40-letni Zane Wedding z Auckland w Nowej Zelandii postanowił w ubiegłym tygodniu skorzystać z upalnej pogody i nieco popływać w basenie. Jednak z wody wyszedł z "pasażerem na gapę" - karaluchem, który zagnieździł się w jego lewym uchu.
Próbował wszystkiego, by odetkać ucho
Kiedy Wedding wrócił do domu, miał wrażenie, że jego ucho jest zatkane.
- Użyłem kropli, aby to oczyścić, a że było już późno, zasnąłem na kanapie - relacjonował w czwartek dziennikarzom CNN. - Rano, kiedy się obudziłem, nadal było zatkane. Poszedłem więc prosto do lekarza. Czekałem na chirurga, który pomógłby mi je odetkać, bo było to strasznie irytujące - mówił.

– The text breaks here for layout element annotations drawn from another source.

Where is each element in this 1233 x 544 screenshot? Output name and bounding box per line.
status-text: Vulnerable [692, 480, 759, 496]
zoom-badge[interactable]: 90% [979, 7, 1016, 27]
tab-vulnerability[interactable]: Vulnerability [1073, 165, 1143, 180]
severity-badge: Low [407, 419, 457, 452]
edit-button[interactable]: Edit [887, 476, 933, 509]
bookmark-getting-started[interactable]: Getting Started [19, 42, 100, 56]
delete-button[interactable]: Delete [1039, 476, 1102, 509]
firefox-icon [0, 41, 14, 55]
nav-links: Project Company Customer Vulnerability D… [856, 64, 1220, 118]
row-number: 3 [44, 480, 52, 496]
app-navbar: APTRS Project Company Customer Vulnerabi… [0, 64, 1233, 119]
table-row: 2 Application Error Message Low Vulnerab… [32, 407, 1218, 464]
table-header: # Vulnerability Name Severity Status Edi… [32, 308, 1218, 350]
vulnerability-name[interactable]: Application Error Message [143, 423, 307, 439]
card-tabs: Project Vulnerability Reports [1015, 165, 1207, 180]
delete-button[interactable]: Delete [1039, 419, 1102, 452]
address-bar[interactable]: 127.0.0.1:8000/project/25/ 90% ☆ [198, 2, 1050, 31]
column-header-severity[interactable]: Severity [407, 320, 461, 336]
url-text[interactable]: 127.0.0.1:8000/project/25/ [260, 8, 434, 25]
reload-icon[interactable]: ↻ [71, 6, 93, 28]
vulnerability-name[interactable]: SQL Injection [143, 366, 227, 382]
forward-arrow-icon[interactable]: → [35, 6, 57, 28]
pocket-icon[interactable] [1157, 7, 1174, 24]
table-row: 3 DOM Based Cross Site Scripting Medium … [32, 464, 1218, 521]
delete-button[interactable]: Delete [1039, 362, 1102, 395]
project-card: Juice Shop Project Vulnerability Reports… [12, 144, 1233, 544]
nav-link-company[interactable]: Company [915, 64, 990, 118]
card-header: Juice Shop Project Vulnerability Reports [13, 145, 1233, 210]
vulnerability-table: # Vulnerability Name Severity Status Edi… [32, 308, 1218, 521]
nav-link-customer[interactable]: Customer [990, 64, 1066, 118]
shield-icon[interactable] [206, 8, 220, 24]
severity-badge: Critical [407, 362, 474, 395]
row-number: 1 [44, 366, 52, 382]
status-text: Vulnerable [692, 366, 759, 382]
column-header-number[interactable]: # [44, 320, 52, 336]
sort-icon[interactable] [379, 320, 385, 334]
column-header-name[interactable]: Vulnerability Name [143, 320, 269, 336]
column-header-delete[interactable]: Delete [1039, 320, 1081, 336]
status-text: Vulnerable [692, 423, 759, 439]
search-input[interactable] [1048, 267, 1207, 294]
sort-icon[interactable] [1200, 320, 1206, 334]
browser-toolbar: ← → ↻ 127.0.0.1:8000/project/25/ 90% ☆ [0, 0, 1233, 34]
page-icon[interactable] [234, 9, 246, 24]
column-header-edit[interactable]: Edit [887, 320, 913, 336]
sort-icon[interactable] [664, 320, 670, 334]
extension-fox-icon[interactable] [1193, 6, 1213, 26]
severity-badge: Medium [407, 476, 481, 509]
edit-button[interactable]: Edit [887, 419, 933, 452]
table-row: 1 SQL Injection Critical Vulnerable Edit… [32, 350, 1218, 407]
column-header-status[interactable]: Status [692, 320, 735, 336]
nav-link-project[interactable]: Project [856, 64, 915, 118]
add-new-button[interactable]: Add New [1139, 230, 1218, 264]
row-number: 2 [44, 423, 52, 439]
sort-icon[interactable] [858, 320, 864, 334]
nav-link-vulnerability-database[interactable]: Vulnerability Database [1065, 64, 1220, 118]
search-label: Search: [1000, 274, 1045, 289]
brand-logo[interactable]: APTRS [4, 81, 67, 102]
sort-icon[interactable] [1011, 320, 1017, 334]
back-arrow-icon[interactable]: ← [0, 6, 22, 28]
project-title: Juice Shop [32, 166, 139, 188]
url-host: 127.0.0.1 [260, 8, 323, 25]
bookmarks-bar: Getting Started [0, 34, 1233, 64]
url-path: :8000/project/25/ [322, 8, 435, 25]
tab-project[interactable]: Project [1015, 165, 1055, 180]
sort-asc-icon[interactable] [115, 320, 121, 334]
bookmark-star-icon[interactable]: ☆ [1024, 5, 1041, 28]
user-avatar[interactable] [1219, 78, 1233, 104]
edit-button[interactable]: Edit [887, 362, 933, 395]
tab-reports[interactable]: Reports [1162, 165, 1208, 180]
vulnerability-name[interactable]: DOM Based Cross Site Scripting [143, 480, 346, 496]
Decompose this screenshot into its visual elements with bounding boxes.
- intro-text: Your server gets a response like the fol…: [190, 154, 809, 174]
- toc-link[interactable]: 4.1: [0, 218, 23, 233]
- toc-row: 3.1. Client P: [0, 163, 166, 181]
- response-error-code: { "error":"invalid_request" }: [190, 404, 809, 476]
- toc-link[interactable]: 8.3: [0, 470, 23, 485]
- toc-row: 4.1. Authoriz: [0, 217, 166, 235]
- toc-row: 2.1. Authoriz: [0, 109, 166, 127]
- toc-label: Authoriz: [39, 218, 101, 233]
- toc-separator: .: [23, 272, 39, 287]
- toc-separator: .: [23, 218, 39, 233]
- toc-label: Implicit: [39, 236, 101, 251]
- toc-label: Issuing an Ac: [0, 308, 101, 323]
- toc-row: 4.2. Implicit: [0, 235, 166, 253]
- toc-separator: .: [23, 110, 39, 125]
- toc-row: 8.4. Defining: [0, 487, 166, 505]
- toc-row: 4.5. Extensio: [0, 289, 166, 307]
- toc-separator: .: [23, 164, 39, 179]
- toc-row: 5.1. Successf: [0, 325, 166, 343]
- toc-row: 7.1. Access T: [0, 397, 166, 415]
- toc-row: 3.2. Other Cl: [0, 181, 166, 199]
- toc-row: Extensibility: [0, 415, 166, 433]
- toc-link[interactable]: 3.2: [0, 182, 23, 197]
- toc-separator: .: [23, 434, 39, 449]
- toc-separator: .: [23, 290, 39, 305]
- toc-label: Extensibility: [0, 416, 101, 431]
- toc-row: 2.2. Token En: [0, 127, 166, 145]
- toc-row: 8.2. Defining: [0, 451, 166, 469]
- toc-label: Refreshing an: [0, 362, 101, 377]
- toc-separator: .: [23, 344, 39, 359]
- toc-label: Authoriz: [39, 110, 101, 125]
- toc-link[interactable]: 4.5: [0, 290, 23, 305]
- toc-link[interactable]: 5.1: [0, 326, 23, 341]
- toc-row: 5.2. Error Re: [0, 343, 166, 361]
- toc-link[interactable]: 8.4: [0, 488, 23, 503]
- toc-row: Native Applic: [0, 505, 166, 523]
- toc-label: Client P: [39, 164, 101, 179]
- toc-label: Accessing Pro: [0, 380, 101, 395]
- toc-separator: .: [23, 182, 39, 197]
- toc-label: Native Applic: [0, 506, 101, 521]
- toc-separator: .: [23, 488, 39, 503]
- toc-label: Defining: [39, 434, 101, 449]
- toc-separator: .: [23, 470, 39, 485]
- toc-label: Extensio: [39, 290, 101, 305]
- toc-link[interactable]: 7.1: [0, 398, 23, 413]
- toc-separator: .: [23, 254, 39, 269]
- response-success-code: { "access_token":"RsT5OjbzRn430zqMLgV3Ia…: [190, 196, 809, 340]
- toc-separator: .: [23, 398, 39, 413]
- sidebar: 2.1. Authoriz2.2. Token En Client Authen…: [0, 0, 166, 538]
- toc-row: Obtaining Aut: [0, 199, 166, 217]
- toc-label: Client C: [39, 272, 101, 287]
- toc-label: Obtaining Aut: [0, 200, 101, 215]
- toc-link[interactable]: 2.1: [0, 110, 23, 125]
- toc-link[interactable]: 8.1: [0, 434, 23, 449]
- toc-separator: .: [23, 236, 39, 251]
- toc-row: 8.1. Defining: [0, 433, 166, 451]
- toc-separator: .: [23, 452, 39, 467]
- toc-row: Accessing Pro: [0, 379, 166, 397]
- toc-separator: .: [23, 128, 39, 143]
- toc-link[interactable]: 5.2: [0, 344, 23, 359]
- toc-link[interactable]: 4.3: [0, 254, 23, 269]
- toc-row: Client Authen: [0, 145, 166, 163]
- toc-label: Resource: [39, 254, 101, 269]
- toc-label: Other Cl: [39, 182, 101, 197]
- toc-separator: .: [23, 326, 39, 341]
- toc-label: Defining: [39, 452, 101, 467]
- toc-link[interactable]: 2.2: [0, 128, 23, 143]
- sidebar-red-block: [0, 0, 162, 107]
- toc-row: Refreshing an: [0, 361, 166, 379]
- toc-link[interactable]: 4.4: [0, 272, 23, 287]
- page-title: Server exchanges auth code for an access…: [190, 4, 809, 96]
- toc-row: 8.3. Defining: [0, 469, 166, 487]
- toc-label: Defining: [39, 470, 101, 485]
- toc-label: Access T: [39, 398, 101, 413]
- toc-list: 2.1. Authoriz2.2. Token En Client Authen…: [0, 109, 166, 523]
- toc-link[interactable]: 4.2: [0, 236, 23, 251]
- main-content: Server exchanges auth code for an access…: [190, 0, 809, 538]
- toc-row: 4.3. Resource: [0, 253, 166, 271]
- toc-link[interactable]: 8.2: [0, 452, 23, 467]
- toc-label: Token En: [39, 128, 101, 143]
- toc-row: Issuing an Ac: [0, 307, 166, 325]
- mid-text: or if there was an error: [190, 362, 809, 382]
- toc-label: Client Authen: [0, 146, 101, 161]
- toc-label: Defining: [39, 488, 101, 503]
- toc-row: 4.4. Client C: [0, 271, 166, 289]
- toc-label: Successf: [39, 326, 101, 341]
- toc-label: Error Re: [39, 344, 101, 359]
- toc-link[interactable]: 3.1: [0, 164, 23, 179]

Początkowo lekarz pomyślał, że ucho zostało zatkane przez wodę, dlatego zalecił mu, aby poszedł do domu i użył suszarki do włosów, aby odparować wilgoć. Ale Wedding wiedział, że coś jest nie tak.
- Wyszedłem od lekarza bez żadnej ulgi. Większość weekendu spędziłem leżąc na boku lub wkładając suszarkę do ucha. Kiedy chodziłem, kręciło mi się w głowie. Kiedy się kładłem, słyszałem, jak przemieszcza się tam woda - powiedział. - Przez weekend próbowałem wszystkiego, co tylko mogłem, żeby sobie ulżyć - świeczki do uszu, skakania na jednej nodze, żucia gumy, poszedłem nawet pobiegać - po prostu robiłem wszystko, co przyszło mi do głowy, żeby ucho się oczyściło - dodał.
Natychmiastowa ulga
W niedzielę wieczorem ruchy nagle ustały, ale ucho nadal było zatkane, więc mężczyzna zarezerwował na poniedziałek wizytę u laryngologa.
- Gdy tylko lekarz zajrzała do środka, powiedziała: "O mój Boże, myślę, że ma pan owada w uchu" - mówił Wedding. - W tym momencie uświadomiłem sobie, że każdy ruch, który czułem przez weekend, pochodził od poruszania się karalucha. Natychmiast pomyślałem o tym, że pompowałem gorące powietrze do środka i gotowałem go w moim przewodzie słuchowym przez cały weekend. Zrobiło mi się niedobrze - dodał.
Lekarz wyciągnęła martwego już owada podczas pięciominutowego zabiegu.
- Za każdym razem, gdy go dotykała, wyobrażałem sobie, że wciska mi go w błonę bębenkową. To [wyjęcie go - przyp. red.] było natychmiastową ulgą. Poczułem pyknięcie, jak tylko lekarz go wyciągnęła - powiedział. - Kiedy już wiedziałem, że to robak, wszystko stało się jasne. To dlatego "woda" poruszała się nawet wtedy, gdy ja byłem bez ruchu. To był karaluch poruszający się w mojej głowie - podsumował.